Récemment, Kameron Hurley a partagé cet article de E.M. Kokie sur l’apparente pénurie de langage dont disposent les prosateurs pour décrire ce que ressent l’excitation dans un corps féminin cis. Said Kokie:

Lorsque je me suis retrouvé coincé et que je cherchais les mots, j’ai commencé à tirer des livres de mes étagères et à rechercher les scènes romantiques dont je me souvenais de lectures antérieures (un peu comme lorsque j’étais un lecteur adolescent). J’ai été choquée de constater l’absence totale de langage pour l’anatomie féminine dans tous les livres que j’ai consultés, sauf un, et aucun pendant une scène intime. Malgré des scènes intimes efficaces et bien menées, aucun de ces livres n’utilise de mots spécifiques pour désigner l’anatomie féminine en dessous de la taille. Presque aucun d’entre eux ne fait référence aux réactions évidentes de ces personnages féminins à la scène, et aucun pendant que le personnage se trouve dans le moment présent. Pas une seule mention de mots comme lisse et humide. Aucune mention de l’odeur ou du goût.

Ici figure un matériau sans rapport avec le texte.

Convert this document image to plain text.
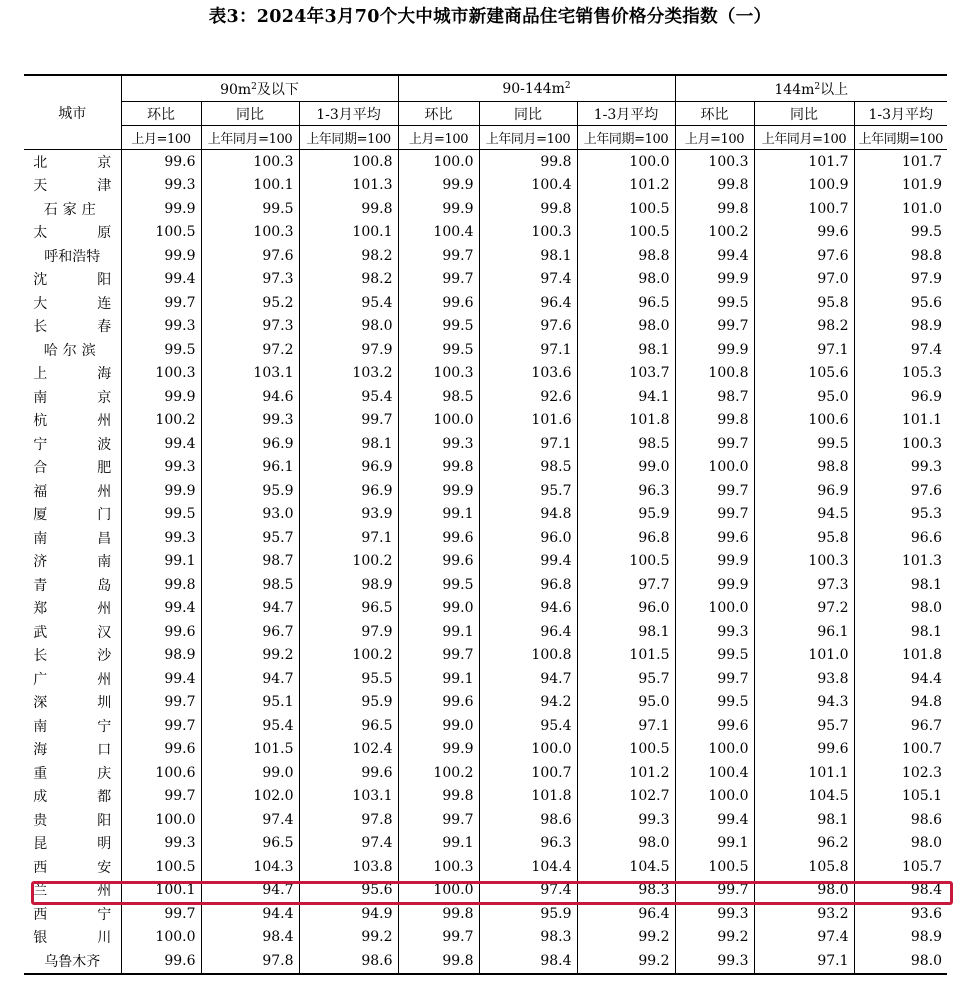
表3：2024年3月70个大中城市新建商品住宅销售价格分类指数（一）
城市	$90m^2$及以下			$90-144m^2$			$144m^2$以上		
	环比	同比	1-3月平均	环比	同比	1-3月平均	环比	同比	1-3月平均
	上月=100	上年同月=100	上年同期=100	上月=100	上年同月=100	上年同期=100	上月=100	上年同月=100	上年同期=100
北京	99.6	100.3	100.8	100.0	99.8	100.0	100.3	101.7	101.7
天津	99.3	100.1	101.3	99.9	100.4	101.2	99.8	100.9	101.9
石家庄	99.9	99.5	99.8	99.9	99.8	100.5	99.8	100.7	101.0
太原	100.5	100.3	100.1	100.4	100.3	100.5	100.2	99.6	99.5
呼和浩特	99.9	97.6	98.2	99.7	98.1	98.8	99.4	97.6	98.8
沈阳	99.4	97.3	98.2	99.7	97.4	98.0	99.9	97.0	97.9
大连	99.7	95.2	95.4	99.6	96.4	96.5	99.5	95.8	95.6
长春	99.3	97.3	98.0	99.5	97.6	98.0	99.7	98.2	98.9
哈尔滨	99.5	97.2	97.9	99.5	97.1	98.1	99.9	97.1	97.4
上海	100.3	103.1	103.2	100.3	103.6	103.7	100.8	105.6	105.3
南京	99.9	94.6	95.4	98.5	92.6	94.1	98.7	95.0	96.9
杭州	100.2	99.3	99.7	100.0	101.6	101.8	99.8	100.6	101.1
宁波	99.4	96.9	98.1	99.3	97.1	98.5	99.7	99.5	100.3
合肥	99.3	96.1	96.9	99.8	98.5	99.0	100.0	98.8	99.3
福州	99.9	95.9	96.9	99.9	95.7	96.3	99.7	96.9	97.6
厦门	99.5	93.0	93.9	99.1	94.8	95.9	99.7	94.5	95.3
南昌	99.3	95.7	97.1	99.6	96.0	96.8	99.6	95.8	96.6
济南	99.1	98.7	100.2	99.6	99.4	100.5	99.9	100.3	101.3
青岛	99.8	98.5	98.9	99.5	96.8	97.7	99.9	97.3	98.1
郑州	99.4	94.7	96.5	99.0	94.6	96.0	100.0	97.2	98.0
武汉	99.6	96.7	97.9	99.1	96.4	98.1	99.3	96.1	98.1
长沙	98.9	99.2	100.2	99.7	100.8	101.5	99.5	101.0	101.8
广州	99.4	94.7	95.5	99.1	94.7	95.7	99.7	93.8	94.4
深圳	99.7	95.1	95.9	99.6	94.2	95.0	99.5	94.3	94.8
南宁	99.7	95.4	96.5	99.0	95.4	97.1	99.6	95.7	96.7
海口	99.6	101.5	102.4	99.9	100.0	100.5	100.0	99.6	100.7
重庆	100.6	99.0	99.6	100.2	100.7	101.2	100.4	101.1	102.3
成都	99.7	102.0	103.1	99.8	101.8	102.7	100.0	104.5	105.1
贵阳	100.0	97.4	97.8	99.7	98.6	99.3	99.4	98.1	98.6
昆明	99.3	96.5	97.4	99.1	96.3	98.0	99.1	96.2	98.0
西安	100.5	104.3	103.8	100.3	104.4	104.5	100.5	105.8	105.7
兰州	100.1	94.7	95.6	100.0	97.4	98.3	99.7	98.0	98.4
西宁	99.7	94.4	94.9	99.8	95.9	96.4	99.3	93.2	93.6
银川	100.0	98.4	99.2	99.7	98.3	99.2	99.2	97.4	98.9
乌鲁木齐	99.6	97.8	98.6	99.8	98.4	99.2	99.3	97.1	98.0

C’est vrai, Kokie écrit pour un public de jeunes. Du moins, elle écrit pour le marché des YA, ce qui signifie qu’elle écrit pour les bibliothécaires des écoles publiques qui ont un travail difficile déjà sans le harcèlement des parents connards qui ne peuvent pas supporter que leurs enfants lisent des mots comme « bite » ou « chatte » mais qui n’ont apparemment aucun scrupule à leur donner des appareils informatiques portables à partir desquels ils peuvent regarder/lire/créer tout le porno qu’ils veulent en ligne gratuitement.

Ahem.

YA ou pas, c’est un problème pour beaucoup d’écrivains. Ce n’est pas non plus un problème particulièrement nouveau. La féministe et théoricienne post-structurelle Hélène Cixous en parle dans son essai de 1975  » Le rire de la Méduse « , où elle appelle les femmes écrivains à s’engager dans l’écriture féminine : « La femme doit écrire son moi : elle doit écrire sur les femmes et ramener les femmes à l’écriture, dont elles ont été chassées aussi violemment que de leur corps. » L’appel de Cixous à l’action d’écriture reposait sur la thèse selon laquelle la culture dominante a éduqué les femmes à haïr leur corps, et que les écrivaines ont donc du mal à s’incarner dans la fiction parce qu’elles n’ont littéralement pas le langage nécessaire pour communiquer leurs expériences personnelles vécues. Du point de vue du genre, Ursula K. LeGuin s’est emparée d’une notion similaire dans son discours de remise des diplômes à Bryn Mawr en 1986, où elle a appelé à une « langue maternelle » qui dise la vérité de l’expérience féminine.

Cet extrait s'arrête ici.